Anyway, I became somewhat disconnected from logging systems over the years, so I was fascinated to stumble across this paper in this summer's VLDB 2010 proceedings. The Aether team are investigating the issues involved with logging systems on multi-core and many-core systems, where ultra-high concurrency is a main goal.

As the paper points out, on modern hardware, logging systems have become a significant bottleneck for the scalability of database systems, and several databases have coped in rather painful ways, providing hideous "solutions" such as COMMIT_WRITE = NOWAIT which essentially discards the "write ahead" aspect of write ahead logging in search of higher performance.

The authors are pursuing a different strategy, leveraging the several decades worth of work in lock-free shared data structures to investigate how to build massively concurrent logging systems which don't become a bottleneck on a many-core platform. These techniques include things such as Nir Shavit's Diffracting Trees and Elimination Trees.

I think this is fascinating work; it's great to see people approaching logging systems with a fresh eye, and rather than trying to avoid them, as so many of the modern "no sql" systems seem to want to do, instead they are trying to improve and strengthen this tried-and-true technology, addressing its flaws rather than tossing it out like last century's bathwater.

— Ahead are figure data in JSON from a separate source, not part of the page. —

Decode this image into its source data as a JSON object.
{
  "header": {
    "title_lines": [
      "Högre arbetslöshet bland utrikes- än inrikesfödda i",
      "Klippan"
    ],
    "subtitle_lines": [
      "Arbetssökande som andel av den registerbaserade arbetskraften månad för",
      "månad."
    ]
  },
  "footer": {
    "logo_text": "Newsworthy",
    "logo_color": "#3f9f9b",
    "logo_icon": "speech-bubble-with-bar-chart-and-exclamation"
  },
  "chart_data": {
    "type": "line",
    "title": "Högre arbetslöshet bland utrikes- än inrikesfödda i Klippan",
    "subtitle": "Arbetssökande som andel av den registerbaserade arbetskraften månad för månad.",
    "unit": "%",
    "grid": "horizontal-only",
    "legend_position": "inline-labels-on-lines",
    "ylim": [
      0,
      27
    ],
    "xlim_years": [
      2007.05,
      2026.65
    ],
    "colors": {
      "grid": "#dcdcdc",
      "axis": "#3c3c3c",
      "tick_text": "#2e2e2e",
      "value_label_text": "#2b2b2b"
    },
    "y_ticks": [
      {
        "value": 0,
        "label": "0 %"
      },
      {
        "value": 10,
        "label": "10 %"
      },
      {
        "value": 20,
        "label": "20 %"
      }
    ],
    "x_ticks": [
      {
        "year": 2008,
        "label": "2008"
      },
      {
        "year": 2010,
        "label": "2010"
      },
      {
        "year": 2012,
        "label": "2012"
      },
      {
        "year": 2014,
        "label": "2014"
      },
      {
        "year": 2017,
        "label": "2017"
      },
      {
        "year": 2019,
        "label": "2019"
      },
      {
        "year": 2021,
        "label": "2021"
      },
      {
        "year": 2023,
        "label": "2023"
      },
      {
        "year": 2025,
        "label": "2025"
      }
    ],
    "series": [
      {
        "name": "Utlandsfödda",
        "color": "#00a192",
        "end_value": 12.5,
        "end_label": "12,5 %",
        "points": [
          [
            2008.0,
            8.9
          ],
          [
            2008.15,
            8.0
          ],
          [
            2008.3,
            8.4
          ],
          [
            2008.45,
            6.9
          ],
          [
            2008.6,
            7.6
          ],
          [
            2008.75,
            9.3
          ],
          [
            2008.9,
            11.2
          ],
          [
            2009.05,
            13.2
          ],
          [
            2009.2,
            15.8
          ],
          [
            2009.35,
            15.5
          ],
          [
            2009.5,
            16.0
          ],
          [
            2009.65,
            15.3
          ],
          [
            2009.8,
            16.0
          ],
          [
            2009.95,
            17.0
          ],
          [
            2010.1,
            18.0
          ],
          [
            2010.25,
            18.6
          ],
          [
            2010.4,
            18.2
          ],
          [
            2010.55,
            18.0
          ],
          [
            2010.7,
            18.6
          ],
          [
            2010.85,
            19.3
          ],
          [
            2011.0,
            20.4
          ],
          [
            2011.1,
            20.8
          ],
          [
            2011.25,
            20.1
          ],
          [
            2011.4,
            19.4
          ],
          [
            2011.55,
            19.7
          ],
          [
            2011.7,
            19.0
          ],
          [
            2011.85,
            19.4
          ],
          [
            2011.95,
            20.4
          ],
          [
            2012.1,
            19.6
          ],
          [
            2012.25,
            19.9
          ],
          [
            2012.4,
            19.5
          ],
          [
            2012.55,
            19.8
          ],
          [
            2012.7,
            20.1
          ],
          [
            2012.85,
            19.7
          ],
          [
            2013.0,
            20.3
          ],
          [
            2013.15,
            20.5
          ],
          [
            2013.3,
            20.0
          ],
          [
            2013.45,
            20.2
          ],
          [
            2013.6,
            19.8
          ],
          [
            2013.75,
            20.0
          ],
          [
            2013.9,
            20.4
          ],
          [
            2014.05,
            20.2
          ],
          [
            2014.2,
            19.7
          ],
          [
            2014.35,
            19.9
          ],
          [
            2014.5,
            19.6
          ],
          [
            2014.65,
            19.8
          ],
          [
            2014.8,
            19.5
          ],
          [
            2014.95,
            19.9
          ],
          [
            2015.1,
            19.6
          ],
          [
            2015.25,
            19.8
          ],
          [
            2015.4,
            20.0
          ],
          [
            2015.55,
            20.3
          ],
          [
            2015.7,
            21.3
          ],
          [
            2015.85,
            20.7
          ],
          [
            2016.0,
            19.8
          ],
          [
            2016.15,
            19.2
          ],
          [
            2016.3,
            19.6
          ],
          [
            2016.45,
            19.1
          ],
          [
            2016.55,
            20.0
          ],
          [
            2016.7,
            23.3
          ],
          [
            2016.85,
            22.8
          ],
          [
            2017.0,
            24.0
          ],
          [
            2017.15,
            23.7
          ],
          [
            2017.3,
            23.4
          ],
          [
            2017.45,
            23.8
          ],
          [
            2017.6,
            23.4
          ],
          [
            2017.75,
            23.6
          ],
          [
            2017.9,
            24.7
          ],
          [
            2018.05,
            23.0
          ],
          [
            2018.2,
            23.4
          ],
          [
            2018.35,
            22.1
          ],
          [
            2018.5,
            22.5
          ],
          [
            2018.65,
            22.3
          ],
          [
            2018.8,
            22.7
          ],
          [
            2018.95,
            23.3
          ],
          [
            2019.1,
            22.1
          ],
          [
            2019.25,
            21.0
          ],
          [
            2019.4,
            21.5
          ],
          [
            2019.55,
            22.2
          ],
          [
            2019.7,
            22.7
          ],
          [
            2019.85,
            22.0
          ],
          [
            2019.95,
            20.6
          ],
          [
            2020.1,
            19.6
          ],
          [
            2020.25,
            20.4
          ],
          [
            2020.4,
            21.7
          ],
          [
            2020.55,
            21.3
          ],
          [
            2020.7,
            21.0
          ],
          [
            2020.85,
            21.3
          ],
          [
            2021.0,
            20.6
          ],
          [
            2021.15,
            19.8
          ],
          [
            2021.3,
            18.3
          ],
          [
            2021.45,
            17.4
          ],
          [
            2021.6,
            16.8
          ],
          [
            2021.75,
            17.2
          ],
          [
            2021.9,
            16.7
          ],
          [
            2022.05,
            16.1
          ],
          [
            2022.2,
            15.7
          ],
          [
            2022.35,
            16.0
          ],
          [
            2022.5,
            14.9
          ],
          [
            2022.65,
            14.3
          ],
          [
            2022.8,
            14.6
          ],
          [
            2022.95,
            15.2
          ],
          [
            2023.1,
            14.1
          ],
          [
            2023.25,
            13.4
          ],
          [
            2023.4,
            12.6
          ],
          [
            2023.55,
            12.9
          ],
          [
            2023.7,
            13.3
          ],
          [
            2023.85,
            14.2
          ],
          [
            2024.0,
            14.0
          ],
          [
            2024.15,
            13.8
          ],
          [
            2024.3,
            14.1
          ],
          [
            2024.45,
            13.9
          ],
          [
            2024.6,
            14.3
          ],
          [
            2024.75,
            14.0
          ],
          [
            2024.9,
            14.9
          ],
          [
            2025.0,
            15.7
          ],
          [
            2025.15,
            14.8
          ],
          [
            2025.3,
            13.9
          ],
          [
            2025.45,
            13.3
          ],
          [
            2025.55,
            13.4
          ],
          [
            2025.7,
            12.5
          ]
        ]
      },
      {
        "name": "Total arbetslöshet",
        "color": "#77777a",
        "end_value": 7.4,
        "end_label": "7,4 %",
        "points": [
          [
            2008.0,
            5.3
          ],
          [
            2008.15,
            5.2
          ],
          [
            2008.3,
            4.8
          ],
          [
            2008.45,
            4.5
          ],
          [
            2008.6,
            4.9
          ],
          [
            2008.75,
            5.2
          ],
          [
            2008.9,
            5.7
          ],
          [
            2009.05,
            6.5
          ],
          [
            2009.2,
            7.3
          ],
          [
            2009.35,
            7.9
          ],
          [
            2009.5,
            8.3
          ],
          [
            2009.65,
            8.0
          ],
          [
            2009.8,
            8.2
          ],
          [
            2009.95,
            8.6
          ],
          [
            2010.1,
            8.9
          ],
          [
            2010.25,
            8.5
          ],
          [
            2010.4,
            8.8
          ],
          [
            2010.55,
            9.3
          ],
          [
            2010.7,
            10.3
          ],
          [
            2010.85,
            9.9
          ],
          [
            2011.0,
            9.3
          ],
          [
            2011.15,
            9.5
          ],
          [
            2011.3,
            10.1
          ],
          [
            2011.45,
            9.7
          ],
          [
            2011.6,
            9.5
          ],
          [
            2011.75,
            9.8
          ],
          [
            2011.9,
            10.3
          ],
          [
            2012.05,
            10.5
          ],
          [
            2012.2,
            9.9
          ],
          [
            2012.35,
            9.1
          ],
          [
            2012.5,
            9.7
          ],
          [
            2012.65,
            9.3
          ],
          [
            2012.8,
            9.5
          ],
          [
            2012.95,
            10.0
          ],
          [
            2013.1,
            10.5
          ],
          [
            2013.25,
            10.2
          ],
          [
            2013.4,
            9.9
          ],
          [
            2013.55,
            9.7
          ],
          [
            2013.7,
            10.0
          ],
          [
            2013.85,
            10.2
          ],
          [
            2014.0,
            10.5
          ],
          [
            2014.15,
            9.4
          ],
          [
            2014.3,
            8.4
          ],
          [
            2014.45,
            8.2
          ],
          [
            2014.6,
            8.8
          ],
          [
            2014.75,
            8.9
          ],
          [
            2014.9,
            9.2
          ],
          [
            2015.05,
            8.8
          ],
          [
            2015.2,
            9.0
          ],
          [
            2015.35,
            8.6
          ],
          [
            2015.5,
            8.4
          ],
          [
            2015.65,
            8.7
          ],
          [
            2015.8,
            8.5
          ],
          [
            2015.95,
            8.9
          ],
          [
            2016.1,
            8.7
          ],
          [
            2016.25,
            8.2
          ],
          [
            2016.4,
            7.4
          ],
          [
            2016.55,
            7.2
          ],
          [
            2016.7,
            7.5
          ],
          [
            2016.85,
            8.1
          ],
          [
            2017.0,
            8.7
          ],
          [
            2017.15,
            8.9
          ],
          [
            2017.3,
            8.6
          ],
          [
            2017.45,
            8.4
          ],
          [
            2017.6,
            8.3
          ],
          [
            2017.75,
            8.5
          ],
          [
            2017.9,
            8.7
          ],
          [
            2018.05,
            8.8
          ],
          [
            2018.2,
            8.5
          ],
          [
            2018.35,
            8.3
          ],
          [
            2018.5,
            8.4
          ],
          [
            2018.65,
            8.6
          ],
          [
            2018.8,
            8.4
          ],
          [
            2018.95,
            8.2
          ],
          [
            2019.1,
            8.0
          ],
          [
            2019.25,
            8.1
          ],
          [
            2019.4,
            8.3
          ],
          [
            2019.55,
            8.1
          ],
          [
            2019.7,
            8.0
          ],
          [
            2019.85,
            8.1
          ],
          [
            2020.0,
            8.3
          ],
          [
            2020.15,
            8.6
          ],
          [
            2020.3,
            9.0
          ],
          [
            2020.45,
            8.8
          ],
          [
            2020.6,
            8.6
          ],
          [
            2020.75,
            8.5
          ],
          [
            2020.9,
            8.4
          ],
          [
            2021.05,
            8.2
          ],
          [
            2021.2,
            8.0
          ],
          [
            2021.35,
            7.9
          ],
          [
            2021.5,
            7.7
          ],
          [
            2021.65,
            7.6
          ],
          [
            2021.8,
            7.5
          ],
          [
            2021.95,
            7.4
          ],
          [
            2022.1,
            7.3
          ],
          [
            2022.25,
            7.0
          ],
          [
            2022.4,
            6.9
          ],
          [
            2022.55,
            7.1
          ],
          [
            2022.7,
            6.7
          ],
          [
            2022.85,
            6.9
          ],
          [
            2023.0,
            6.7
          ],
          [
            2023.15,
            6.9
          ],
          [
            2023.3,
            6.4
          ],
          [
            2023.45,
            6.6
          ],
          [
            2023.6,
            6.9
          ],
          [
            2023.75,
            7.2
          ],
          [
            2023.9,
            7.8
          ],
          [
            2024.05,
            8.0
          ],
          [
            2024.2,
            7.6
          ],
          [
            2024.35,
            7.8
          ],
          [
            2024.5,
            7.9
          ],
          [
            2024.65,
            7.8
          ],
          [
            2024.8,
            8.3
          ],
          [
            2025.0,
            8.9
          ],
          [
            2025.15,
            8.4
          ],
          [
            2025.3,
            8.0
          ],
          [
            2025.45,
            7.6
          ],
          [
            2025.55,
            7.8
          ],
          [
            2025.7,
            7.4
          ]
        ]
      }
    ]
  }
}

Ultra-high-concurrency data structures are a very interesting research area, and have been showing great progress over the last decade. I think this particular sub-field is far from being played out, and given that many-core systems appear to be the most likely future, it's worth investing time to understand how these techniques work, and where they can be most effectively applied. I'll have more to say about these topics in future posts, but for now, have a read of the Aether paper and let me know what you think!